A manufacturer produces two types of articles A and B. The production cost of an article A is Rs.250 and that of B is Rs.300. His total investment does not exceed Rs.20000 and he can store at most 100 articles. Formulate tha given data in the form of inequations and show graphically the region representing the solution of these inequations.
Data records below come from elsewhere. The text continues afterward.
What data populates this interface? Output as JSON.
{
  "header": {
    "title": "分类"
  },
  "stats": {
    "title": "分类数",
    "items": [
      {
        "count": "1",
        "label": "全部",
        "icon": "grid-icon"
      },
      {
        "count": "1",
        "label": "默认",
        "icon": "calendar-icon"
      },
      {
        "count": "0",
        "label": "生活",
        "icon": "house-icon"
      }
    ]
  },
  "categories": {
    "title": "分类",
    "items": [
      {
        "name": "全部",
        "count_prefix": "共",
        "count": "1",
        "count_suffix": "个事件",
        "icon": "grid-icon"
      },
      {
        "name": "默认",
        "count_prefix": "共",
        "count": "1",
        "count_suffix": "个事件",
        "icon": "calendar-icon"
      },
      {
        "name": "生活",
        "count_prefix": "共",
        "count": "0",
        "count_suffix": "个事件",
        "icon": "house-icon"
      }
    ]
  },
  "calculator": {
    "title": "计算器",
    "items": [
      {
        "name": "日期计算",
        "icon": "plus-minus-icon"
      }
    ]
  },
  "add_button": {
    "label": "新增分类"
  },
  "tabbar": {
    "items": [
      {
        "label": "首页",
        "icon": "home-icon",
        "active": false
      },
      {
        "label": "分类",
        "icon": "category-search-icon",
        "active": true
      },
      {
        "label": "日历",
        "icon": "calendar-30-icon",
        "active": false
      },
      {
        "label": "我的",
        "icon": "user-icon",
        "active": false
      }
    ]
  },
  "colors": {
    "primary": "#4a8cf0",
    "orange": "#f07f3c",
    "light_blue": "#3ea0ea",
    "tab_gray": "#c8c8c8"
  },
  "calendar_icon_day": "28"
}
A man has to spend Rs.16 per km on petrol if he rides his motor-car at 30 km per hour and the cost on petrol rises to Rs.20 per km if he rides his car at 45 km per hour. He has Rs.200 to spend on petrol and desires to travel maximum distance within 2 hours. Formulate the given data in the form of inequations and show graphically the region representing the solution of the inequations.

A manufacture produces nuts and bolts for industrial machinery. It takes 1 hour of work on machine A and 3 hours on machine B to produce a package of nuts while it takes 3 hours on machine A and 1 hour on machine B to produce a package of bolts. If he operates his machines for at most 12 hours then formulate the given data in the form of inequations and show graphically the region representing the solution of these inequations.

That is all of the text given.